I guess if you rock up in hospital with a shattered leg and can't suppress your moans of pain as you wait for the doctor to finish her chat with a colleague about the pros and cons of teeth bleaching, and how great stock pots are in cold weather, it's pretty damning proof of shitty "self-efficacy".p
I would take a doctor who is not an active or former addict to one who is an active or former addict 100% of the time.

The quality of care I’ve received (primarily in rehab facilities) has been much lower with addict doctors (and that extends to staff like counselors and nurses).

I do not believe a drug using doctor correlated with better outcomes in treating drug using patients.

That being said, I really wish there were a way for a doctor to experience withdrawal without becoming addicted. The extent to which withdrawal is not just avoided but actually terrifies patients cannot be understated. And a doctor whose never gone through tends to either say suck it up, it won’t kill you (non-gaba drugs) or that you deserve the withdrawal for use of the drugs.

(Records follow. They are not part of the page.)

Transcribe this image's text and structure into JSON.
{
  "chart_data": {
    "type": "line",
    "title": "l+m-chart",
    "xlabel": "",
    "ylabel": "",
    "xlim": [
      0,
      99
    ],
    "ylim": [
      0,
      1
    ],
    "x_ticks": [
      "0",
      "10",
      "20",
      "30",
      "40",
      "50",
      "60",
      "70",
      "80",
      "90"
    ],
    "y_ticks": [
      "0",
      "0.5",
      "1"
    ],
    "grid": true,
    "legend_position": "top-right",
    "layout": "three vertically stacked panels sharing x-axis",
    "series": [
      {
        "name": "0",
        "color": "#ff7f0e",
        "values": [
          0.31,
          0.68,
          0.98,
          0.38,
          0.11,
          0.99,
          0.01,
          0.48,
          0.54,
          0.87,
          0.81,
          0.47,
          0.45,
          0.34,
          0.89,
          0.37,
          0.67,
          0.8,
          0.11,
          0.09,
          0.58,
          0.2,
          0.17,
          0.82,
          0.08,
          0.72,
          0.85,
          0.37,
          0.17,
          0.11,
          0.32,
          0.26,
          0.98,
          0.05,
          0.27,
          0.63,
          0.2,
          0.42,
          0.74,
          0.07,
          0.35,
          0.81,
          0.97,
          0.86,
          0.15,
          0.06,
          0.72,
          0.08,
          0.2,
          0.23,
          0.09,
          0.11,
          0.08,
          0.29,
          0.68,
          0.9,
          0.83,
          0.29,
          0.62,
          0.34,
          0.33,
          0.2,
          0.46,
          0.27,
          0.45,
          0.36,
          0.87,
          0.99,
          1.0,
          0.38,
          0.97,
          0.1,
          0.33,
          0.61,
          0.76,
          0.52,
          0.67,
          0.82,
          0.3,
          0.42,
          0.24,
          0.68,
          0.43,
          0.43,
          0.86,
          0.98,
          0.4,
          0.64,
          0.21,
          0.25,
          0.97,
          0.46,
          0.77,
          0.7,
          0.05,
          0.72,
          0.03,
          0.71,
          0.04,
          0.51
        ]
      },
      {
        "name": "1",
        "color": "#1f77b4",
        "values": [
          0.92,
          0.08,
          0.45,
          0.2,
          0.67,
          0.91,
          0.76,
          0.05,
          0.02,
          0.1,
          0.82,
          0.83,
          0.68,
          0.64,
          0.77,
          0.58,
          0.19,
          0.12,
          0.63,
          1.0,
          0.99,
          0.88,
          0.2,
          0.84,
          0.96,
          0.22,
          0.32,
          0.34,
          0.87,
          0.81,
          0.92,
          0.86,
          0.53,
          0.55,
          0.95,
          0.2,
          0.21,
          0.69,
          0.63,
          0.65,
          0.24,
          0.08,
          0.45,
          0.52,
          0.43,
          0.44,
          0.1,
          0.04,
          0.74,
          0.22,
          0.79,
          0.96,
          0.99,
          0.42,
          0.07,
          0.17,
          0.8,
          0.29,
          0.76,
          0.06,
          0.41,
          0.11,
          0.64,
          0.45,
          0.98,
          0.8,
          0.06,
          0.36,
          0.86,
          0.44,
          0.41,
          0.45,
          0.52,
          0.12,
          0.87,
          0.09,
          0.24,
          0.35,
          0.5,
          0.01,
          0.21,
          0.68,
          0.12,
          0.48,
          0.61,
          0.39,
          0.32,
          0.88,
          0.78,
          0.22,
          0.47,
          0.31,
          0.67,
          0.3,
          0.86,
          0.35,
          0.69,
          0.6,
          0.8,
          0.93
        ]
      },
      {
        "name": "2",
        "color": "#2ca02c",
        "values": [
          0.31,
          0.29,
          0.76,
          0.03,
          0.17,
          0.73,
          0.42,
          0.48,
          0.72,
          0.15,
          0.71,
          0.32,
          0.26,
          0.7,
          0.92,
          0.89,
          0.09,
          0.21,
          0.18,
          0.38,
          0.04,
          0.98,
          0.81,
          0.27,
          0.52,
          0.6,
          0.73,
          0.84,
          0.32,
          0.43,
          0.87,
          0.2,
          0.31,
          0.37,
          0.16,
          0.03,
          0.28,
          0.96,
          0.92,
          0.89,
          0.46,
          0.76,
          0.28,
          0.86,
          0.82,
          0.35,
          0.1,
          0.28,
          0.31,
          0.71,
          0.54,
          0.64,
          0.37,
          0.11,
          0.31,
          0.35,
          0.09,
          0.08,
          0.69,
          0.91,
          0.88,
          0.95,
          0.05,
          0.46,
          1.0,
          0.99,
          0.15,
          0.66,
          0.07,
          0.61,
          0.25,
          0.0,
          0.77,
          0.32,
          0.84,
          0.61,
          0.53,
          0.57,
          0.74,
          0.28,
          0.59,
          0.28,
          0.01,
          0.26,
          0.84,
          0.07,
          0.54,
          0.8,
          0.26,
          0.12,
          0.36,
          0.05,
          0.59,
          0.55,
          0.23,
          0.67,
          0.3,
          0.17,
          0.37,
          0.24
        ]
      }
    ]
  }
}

No, no one “deserves” to be subject to withdrawal.

I wish there were a way to do it like police officers and tasers. Before officers can use them, they must get tased themselves to understand what they are doing to people upon activating their weapon.

If possible, such a practice would stop doctors from recklessly prescribing them cutting patients off benzos.
Just wanted to say that I wasn't suggesting an actively addicted doctor would be better, but a recovered doctor-addict would be like gold for me. Not only would s/he know what the hell they were doing, and what effects and interactions to expect, but there might be good advice about w/d (not just "suck it up "). And an understanding of how addicts think.